Last week, I traveled, vicariously, with a Facebook friend to the Museum of London for the new display on recently-analyzed skeletons. Tina reviewed another Inspector Banks mystery, with an emphasis on the music and the food. Sim’s virtual walk in London took her to the Ritz — ritzy, indeed. Jackie continued the recap of her 2005 trip to Ireland with a castle, shops, and the sea. Jean reviewed Stranger in the House about soldiers return from WWII and continued her readalong of the Faerie Queene. Becky reviewed The Two Towers, part of Tolkien’s Lord of the Rings, and a true-crime tale of a child murderer in Victorian times, The Wicked Boy.
Theeb ended up in my Netflix queue because it won the award for Outstanding Debut by a British Writer, Director or Producer at the BAFTAs.
As I wrote last week, “British” can be as big as the empire, in some ways. Naji Abu Nowar, the director of Theeb, is British-Jordanian. He was born in Oxford, moved with his family to Jordan at age 10, and returned to London for college.

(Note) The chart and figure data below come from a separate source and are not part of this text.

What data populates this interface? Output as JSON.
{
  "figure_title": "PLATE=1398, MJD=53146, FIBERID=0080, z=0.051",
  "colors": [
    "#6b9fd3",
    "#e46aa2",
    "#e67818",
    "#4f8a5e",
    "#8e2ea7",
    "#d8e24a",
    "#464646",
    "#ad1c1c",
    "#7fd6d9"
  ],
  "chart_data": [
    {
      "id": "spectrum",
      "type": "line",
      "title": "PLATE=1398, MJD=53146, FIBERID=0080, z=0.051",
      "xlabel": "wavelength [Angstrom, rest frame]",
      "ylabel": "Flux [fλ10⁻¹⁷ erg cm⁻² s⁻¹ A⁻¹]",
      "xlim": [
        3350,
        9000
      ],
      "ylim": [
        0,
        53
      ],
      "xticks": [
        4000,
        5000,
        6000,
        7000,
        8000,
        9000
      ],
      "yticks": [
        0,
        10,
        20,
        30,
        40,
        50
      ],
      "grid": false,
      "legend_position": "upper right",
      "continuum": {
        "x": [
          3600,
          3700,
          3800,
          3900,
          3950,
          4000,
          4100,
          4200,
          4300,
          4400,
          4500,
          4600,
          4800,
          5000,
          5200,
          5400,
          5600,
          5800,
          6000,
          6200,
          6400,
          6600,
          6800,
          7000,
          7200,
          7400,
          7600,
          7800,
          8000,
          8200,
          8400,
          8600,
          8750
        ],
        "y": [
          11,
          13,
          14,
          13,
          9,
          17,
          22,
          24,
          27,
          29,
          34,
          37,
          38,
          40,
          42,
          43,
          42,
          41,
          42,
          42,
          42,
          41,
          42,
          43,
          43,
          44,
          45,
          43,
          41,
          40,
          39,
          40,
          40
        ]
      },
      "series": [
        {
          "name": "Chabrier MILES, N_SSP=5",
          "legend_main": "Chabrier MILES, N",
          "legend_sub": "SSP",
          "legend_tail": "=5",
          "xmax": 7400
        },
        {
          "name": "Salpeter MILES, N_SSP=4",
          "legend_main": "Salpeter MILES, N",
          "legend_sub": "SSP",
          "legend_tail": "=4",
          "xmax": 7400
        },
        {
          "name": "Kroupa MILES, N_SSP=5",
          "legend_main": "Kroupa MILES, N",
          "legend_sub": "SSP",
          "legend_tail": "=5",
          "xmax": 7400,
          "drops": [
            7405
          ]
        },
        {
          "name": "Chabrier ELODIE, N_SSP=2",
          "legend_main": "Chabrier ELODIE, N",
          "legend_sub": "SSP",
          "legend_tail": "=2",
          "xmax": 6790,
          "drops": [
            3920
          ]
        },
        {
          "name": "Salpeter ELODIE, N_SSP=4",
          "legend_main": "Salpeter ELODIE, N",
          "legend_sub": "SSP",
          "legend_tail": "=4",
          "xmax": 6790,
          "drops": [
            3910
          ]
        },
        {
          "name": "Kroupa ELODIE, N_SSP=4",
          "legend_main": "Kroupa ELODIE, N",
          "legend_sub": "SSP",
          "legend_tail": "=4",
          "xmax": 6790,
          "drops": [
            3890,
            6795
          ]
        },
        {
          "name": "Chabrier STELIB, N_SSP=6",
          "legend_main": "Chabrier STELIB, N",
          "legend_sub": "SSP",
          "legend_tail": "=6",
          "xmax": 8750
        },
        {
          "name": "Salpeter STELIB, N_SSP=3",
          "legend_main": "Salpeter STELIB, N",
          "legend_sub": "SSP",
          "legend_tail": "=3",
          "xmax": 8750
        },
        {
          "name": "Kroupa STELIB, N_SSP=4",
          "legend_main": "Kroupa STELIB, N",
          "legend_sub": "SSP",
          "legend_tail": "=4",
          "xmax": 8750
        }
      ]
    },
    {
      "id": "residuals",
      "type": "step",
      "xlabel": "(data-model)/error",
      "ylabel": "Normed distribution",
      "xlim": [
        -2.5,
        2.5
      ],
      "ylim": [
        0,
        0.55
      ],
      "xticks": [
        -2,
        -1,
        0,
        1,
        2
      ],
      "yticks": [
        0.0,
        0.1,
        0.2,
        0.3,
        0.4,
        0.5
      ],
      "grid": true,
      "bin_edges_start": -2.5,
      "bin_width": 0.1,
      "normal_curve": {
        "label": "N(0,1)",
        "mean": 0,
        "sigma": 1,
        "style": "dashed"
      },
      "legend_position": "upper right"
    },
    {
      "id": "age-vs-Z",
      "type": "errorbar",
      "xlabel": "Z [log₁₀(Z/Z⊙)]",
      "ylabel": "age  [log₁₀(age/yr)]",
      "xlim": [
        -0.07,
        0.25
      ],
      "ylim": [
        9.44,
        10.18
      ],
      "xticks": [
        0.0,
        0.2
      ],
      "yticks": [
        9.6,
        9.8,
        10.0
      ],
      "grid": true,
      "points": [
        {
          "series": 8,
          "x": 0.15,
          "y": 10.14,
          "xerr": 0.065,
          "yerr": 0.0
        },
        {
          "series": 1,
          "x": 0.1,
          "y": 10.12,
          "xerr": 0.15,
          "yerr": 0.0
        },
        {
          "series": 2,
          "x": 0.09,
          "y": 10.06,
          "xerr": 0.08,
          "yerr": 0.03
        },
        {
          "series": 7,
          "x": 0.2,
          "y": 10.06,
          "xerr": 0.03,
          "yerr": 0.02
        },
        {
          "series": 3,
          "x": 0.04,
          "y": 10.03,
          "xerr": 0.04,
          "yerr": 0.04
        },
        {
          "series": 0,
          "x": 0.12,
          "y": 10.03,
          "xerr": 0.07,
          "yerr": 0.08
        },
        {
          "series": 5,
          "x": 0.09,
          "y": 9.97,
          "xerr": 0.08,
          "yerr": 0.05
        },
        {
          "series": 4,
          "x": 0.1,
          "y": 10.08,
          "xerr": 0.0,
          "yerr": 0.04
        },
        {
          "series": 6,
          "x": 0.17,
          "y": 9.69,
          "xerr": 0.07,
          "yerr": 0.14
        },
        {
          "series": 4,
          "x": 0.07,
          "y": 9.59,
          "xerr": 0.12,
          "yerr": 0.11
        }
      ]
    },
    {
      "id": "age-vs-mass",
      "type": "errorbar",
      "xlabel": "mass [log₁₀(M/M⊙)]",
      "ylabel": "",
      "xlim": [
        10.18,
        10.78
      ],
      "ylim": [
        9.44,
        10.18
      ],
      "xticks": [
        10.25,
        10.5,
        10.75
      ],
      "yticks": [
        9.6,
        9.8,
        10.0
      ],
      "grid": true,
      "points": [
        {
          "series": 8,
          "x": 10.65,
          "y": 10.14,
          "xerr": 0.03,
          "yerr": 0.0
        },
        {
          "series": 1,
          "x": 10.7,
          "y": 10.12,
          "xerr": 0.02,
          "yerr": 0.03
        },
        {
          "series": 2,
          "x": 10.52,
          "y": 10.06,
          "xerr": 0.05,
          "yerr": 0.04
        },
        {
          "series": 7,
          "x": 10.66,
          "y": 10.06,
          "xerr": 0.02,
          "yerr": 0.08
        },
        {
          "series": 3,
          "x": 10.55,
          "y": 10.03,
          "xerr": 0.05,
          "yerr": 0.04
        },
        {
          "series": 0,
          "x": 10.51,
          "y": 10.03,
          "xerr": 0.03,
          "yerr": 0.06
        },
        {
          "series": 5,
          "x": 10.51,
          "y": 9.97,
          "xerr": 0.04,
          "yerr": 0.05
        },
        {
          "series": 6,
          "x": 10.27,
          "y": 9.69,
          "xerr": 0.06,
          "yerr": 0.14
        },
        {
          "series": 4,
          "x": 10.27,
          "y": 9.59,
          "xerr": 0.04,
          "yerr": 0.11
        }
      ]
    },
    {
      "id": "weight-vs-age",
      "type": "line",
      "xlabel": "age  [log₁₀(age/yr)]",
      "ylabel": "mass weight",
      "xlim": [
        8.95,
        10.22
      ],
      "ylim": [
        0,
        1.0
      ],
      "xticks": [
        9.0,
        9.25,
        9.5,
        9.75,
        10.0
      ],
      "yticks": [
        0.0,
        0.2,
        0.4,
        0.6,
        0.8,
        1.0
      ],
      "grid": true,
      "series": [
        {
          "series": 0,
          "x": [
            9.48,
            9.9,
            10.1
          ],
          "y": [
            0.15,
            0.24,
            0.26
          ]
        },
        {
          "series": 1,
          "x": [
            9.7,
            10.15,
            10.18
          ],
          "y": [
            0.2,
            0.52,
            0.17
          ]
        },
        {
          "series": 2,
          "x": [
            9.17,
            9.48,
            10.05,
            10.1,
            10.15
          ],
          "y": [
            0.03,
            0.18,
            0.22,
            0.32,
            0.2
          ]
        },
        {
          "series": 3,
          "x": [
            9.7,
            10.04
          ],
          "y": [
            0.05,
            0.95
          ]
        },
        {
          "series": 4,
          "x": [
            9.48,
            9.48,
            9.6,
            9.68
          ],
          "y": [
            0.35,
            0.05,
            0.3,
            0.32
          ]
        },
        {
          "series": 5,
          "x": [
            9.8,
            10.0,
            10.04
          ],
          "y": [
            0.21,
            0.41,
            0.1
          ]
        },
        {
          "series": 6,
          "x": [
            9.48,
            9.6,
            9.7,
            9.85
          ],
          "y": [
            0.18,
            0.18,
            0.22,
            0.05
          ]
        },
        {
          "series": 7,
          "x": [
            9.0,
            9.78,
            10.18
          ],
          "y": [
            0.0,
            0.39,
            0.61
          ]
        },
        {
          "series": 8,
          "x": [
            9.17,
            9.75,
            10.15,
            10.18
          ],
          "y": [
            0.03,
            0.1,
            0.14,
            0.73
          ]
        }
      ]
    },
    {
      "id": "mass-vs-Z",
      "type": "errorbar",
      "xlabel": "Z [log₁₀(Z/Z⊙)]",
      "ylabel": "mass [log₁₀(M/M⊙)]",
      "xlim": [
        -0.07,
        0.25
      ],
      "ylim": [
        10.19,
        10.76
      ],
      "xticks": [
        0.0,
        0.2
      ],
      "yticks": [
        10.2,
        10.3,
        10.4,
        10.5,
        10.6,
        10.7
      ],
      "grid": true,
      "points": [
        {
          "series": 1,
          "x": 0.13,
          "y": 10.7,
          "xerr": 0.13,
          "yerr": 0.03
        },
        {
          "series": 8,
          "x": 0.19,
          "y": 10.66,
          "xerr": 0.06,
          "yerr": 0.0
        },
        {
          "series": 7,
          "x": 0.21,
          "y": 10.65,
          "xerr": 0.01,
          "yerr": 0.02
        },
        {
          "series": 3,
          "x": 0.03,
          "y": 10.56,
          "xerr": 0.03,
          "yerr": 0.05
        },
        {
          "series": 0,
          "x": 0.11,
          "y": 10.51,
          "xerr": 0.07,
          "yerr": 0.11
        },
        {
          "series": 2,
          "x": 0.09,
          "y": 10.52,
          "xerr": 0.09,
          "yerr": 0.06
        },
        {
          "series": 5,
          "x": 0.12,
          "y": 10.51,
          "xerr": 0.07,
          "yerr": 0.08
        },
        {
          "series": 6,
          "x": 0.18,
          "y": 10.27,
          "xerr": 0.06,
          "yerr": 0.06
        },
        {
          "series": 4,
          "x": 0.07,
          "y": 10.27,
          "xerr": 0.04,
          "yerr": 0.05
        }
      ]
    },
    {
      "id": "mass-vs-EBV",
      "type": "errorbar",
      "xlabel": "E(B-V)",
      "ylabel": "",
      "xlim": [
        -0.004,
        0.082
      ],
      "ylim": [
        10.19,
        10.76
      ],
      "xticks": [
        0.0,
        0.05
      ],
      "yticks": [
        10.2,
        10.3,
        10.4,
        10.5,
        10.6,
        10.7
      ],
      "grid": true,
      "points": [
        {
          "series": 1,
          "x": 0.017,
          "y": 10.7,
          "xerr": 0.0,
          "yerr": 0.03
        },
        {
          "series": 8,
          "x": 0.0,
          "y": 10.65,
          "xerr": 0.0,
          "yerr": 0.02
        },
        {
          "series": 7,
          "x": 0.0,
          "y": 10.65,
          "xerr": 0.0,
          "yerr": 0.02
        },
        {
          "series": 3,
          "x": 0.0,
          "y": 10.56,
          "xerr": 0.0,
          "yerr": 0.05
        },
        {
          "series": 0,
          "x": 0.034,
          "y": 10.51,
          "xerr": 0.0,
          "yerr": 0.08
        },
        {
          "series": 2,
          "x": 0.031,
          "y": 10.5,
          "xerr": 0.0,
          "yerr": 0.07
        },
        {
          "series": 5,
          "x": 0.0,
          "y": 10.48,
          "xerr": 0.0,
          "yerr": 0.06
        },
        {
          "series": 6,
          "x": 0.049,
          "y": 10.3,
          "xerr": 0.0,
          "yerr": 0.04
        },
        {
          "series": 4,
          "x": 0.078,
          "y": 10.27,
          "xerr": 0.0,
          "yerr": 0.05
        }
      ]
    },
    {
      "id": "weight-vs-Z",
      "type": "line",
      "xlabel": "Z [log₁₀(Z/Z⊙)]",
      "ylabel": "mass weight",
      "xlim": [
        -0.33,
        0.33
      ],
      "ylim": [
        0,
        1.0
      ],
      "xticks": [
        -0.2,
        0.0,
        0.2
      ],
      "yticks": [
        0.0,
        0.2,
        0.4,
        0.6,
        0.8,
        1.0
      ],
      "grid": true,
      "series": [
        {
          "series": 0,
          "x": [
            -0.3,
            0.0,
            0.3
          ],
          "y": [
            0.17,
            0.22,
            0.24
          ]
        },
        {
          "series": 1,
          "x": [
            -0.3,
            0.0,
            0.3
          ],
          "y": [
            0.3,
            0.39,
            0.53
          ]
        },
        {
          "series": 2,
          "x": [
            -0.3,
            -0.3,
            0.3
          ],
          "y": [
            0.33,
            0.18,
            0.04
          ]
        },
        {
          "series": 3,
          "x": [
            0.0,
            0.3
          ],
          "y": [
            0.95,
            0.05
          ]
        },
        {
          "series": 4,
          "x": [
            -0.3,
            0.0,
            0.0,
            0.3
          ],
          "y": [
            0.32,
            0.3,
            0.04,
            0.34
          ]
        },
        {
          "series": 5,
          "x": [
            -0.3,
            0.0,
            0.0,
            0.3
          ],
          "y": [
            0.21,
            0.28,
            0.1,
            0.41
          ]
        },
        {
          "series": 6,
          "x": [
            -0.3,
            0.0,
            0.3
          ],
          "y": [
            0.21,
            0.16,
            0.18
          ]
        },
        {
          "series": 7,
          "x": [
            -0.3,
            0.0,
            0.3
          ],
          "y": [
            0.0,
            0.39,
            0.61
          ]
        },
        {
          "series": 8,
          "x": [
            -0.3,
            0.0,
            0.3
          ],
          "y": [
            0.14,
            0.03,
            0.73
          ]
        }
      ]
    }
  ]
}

Theeb isn’t a great film for an Anglophile fix with just one English actor in a fairly small, but pivotal, role. On the other hand, the undercurrent of the plot is directly related to the British presence in Jordan. Set in 1916, the local people are trying to deal with the disruption in commerce created by the strategic Ottoman Railway while war rumbles far away in Europe.